J’ai peur. Mais je suis là. Parce que je t’aime.

C’est parfait, il n’y a rien à jeter.

Pour l’heure, je me recueille. Un homme à côté de moi, la soixantaine, éclate en sanglots comme un enfant. Il cache son visage dans sa main droite, le corps secoué par les larmes. Un grand gaillard assis là avec sa compagne se lève alors et le serre dans ses bras : « Tranquille, bonhomme… » lui dit-il. Ils sont là, eux aussi, avec leurs sentiments. Je trouve ça bien, que les gens soient là.

Tout est calme et tranquille. Quelques personnes commentent à voix feutrée, mais la plupart restent silencieuses. On prend des photos, on allume une bougie, on écrit un message, on remet en place une rose tombée. On réfléchit, sans trop savoir à quoi ; tant de domaines sont touchés par un tel drame. Quelques journalistes sont là avec leurs caméras. Une femme est assise en lotus et semble méditer, à moins qu’elle ne prie quelque divinité hindoue. Chacun vit cet événement à sa façon.

Je m’arrête un moment pour envoyer un texto à ma femme ; le temps a filé, il est déjà tard. Je veux la prévenir que je reste encore un peu. Pendant que j’écris, une jeune femme vient me saluer : « on va bais.. ? ». Alors que je décline l’offre, elle s’étonne : « Pourquoi ? Détends-toi, bonhomme. Laisse-toi aller ! », me lance-t-elle tandis que je m’éloigne. Pour les prostituées il n’y a pas de temps mort, pas plus que pour les vendeurs de drogue : « coffee shop ? », demande l’un d’eux à tous les passants. A deux pas de là, un hommage est rendu à Silvina, une jeune femme de 40 ans fauchée alors qu’elle sortait faire ses courses. Curieux mélange des genres, vraiment.
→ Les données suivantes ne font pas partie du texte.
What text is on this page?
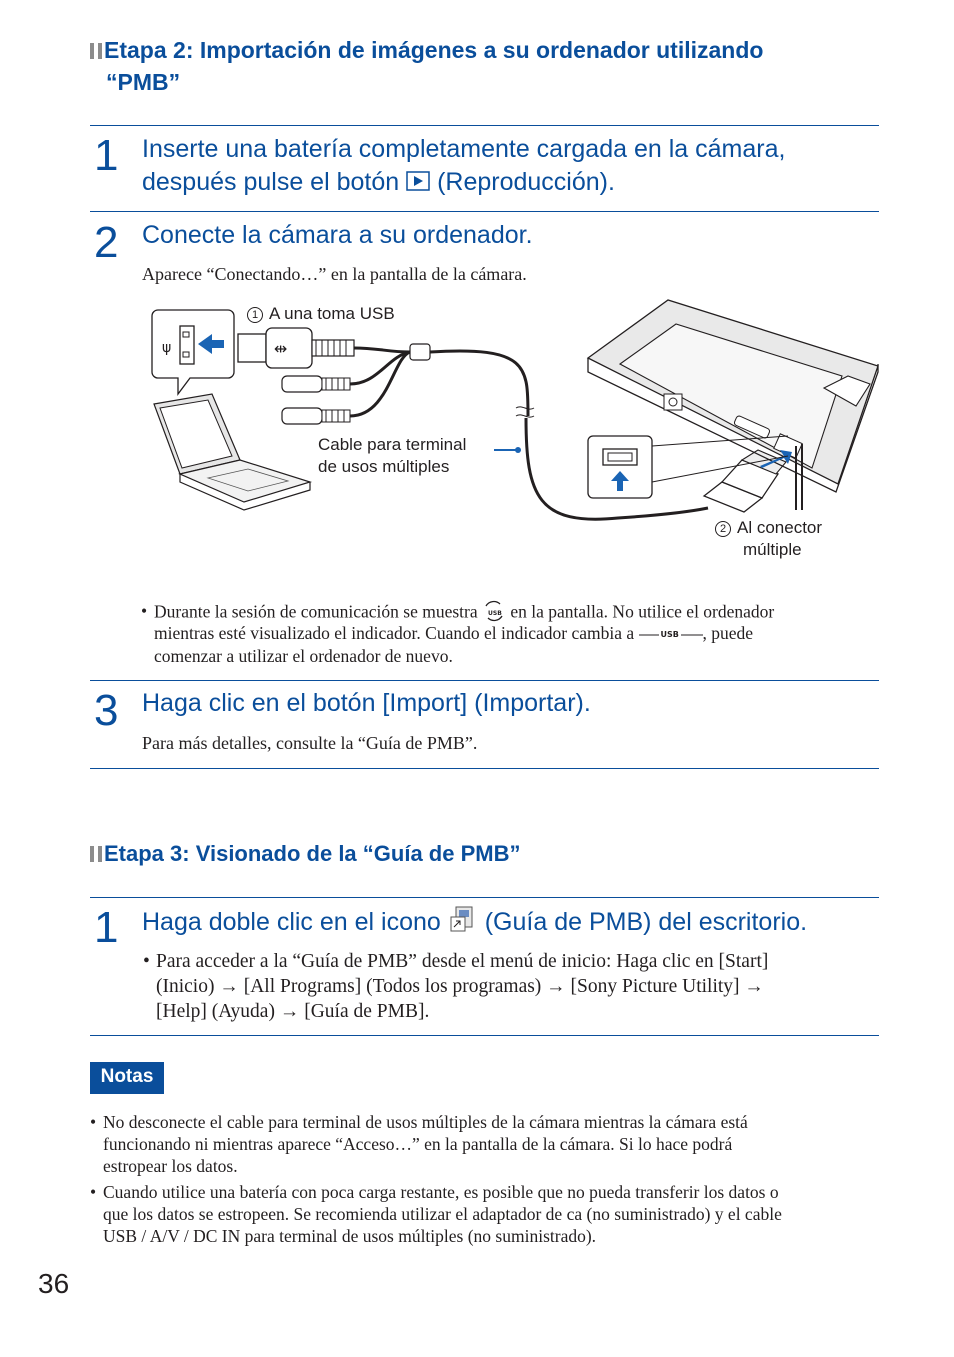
Etapa 2: Importación de imágenes a su ordenador utilizando
“PMB”
1 Inserte una batería completamente cargada en la cámara,
después pulse el botón (Reproducción).
2 Conecte la cámara a su ordenador.
Aparece “Conectando…” en la pantalla de la cámara.
ψ	⇹
1 A una toma USB
Cable para terminal
de usos múltiples
2 Al conector
múltiple
• Durante la sesión de comunicación se muestra USB en la pantalla. No utilice el ordenador
mientras esté visualizado el indicador. Cuando el indicador cambia a	USB , puede
comenzar a utilizar el ordenador de nuevo.
3 Haga clic en el botón [Import] (Importar).
Para más detalles, consulte la “Guía de PMB”.
Etapa 3: Visionado de la “Guía de PMB”
1 Haga doble clic en el icono (Guía de PMB) del escritorio.
• Para acceder a la “Guía de PMB” desde el menú de inicio: Haga clic en [Start]
(Inicio) → [All Programs] (Todos los programas) → [Sony Picture Utility] →
[Help] (Ayuda) → [Guía de PMB].
Notas
• No desconecte el cable para terminal de usos múltiples de la cámara mientras la cámara está
funcionando ni mientras aparece “Acceso…” en la pantalla de la cámara. Si lo hace podrá
estropear los datos.
• Cuando utilice una batería con poca carga restante, es posible que no pueda transferir los datos o
que los datos se estropeen. Se recomienda utilizar el adaptador de ca (no suministrado) y el cable
USB / A/V / DC IN para terminal de usos múltiples (no suministrado).
36
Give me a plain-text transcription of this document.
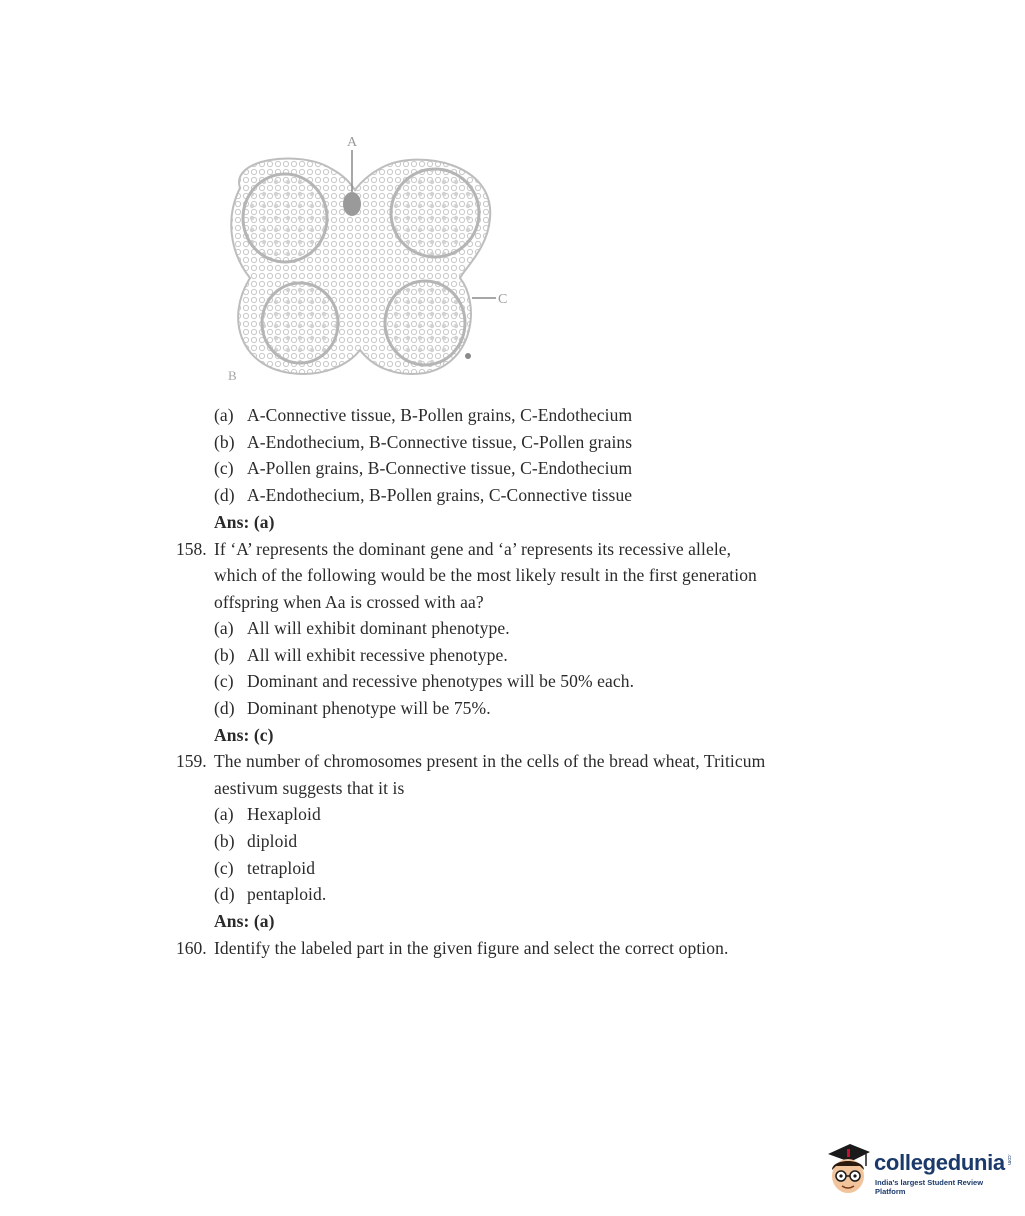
A
C
B
(a) A-Connective tissue, B-Pollen grains, C-Endothecium
(b) A-Endothecium, B-Connective tissue, C-Pollen grains
(c) A-Pollen grains, B-Connective tissue, C-Endothecium
(d) A-Endothecium, B-Pollen grains, C-Connective tissue
Ans: (a)
158. If ‘A’ represents the dominant gene and ‘a’ represents its recessive allele,
which of the following would be the most likely result in the first generation
offspring when Aa is crossed with aa?
(a) All will exhibit dominant phenotype.
(b) All will exhibit recessive phenotype.
(c) Dominant and recessive phenotypes will be 50% each.
(d) Dominant phenotype will be 75%.
Ans: (c)
159. The number of chromosomes present in the cells of the bread wheat, Triticum
aestivum suggests that it is
(a) Hexaploid
(b) diploid
(c) tetraploid
(d) pentaploid.
Ans: (a)
160. Identify the labeled part in the given figure and select the correct option.
collegedunia .com
India's largest Student Review Platform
Ici un homme a laissé un message poignant : « J’ai essayé d’aider. Je vous jure que j’ai fait tout ce que j’ai pu. Tout n’était que chaos et il n’y avait rien d’autre que du sang et des corps… ». Une dame se plaint qu’il a scotché son mot trop haut et que ça ne fait pas joli avec la bougie qu’elle veut mettre en dessous. Là encore, curieux mélange des genres, vraiment.
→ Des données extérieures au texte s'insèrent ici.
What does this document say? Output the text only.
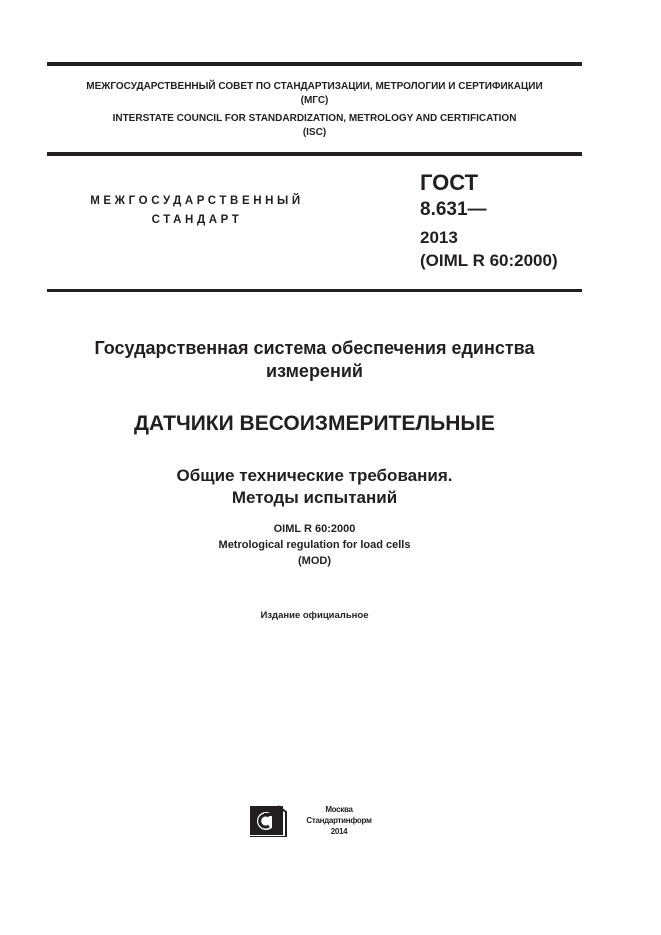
МЕЖГОСУДАРСТВЕННЫЙ СОВЕТ ПО СТАНДАРТИЗАЦИИ, МЕТРОЛОГИИ И СЕРТИФИКАЦИИ
(МГС)
INTERSTATE COUNCIL FOR STANDARDIZATION, METROLOGY AND CERTIFICATION
(ISC)
МЕЖГОСУДАРСТВЕННЫЙ
СТАНДАРТ
ГОСТ
8.631—
2013
(OIML R 60:2000)
Государственная система обеспечения единства
измерений
ДАТЧИКИ ВЕСОИЗМЕРИТЕЛЬНЫЕ
Общие технические требования.
Методы испытаний
OIML R 60:2000
Metrological regulation for load cells
(MOD)
Издание официальное
Москва
Стандартинформ
2014
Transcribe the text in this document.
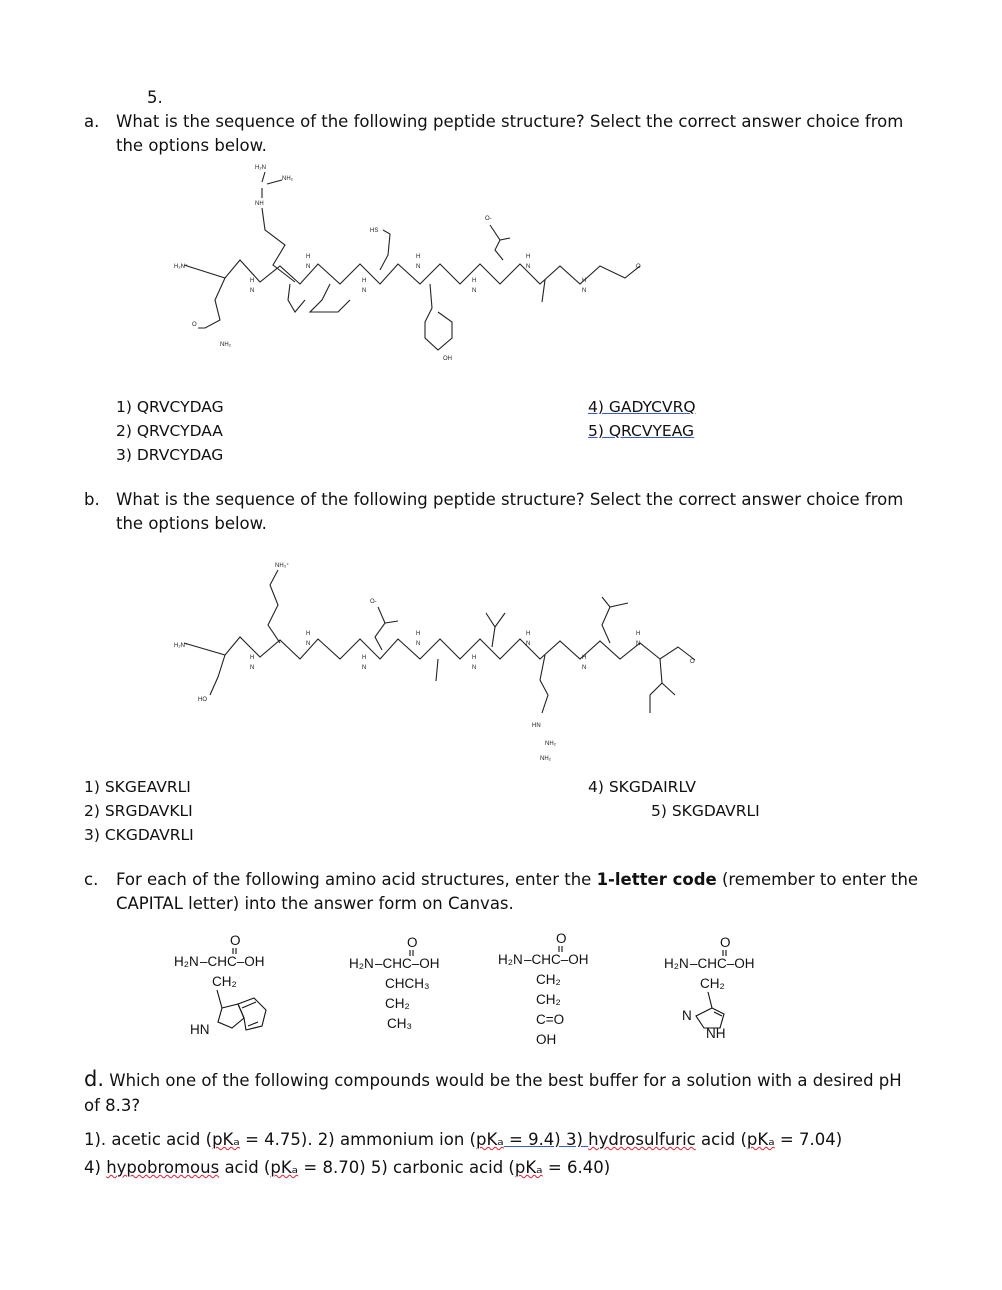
5.
a. What is the sequence of the following peptide structure? Select the correct answer choice from
the options below.
H₂N
NH₂
NH
HS
O-
H₂N⁺
O
NH₂
OH
O
H
N
H
N
H
N
H
N
H
N
H
N
H
N
1) QRVCYDAG
2) QRVCYDAA
3) DRVCYDAG
4) GADYCVRQ
5) QRCVYEAG
b. What is the sequence of the following peptide structure? Select the correct answer choice from
the options below.
NH₃⁺
O-
H₂N⁺
HO
HN
NH₂
NH₂
O
H
N
H
N
H
N
H
N
H
N
H
N
H
N
H
N
1) SKGEAVRLI
2) SRGDAVKLI
3) CKGDAVRLI
4) SKGDAIRLV
5) SKGDAVRLI
c. For each of the following amino acid structures, enter the 1-letter code (remember to enter the
CAPITAL letter) into the answer form on Canvas.
O
H₂N –CHC–OH
CH₂
HN
O
H₂N –CHC–OH
CHCH₃
CH₂
CH₃
O
H₂N –CHC–OH
CH₂
CH₂
C=O
OH
O
H₂N –CHC–OH
CH₂
N
NH
d. Which one of the following compounds would be the best buffer for a solution with a desired pH
of 8.3?
1). acetic acid (pKₐ = 4.75). 2) ammonium ion (pKₐ = 9.4) 3) hydrosulfuric acid (pKₐ = 7.04)
4) hypobromous acid (pKₐ = 8.70) 5) carbonic acid (pKₐ = 6.40)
J’arrive doucement à l’endroit où le terroriste a abandonné le véhicule. Je suis saisi par la quantité impressionnante de bougies, de fleurs, de messages, d’objets déposés là en hommage aux victimes. L’espace est rempli. Une foule de personnes s’est amassée là au point de bloquer complètement le passage. Je traverse néanmoins, et je suis frappé par une autre vision : il n’y a plus rien. L’absence de bougies assombri soudainement la Rambla en même temps que les conversations reprennent. De l’autre côté de la marée de fleurs, de bougies et de personnes recueillies, les gens flânent à nouveau comme ils l’ont toujours fait. La blessure semble circonscrite : elle ne s’étendra pas, au moins physiquement, au-delà du lieu où le terroriste a fini sa course et où 14 personnes ont perdu la vie.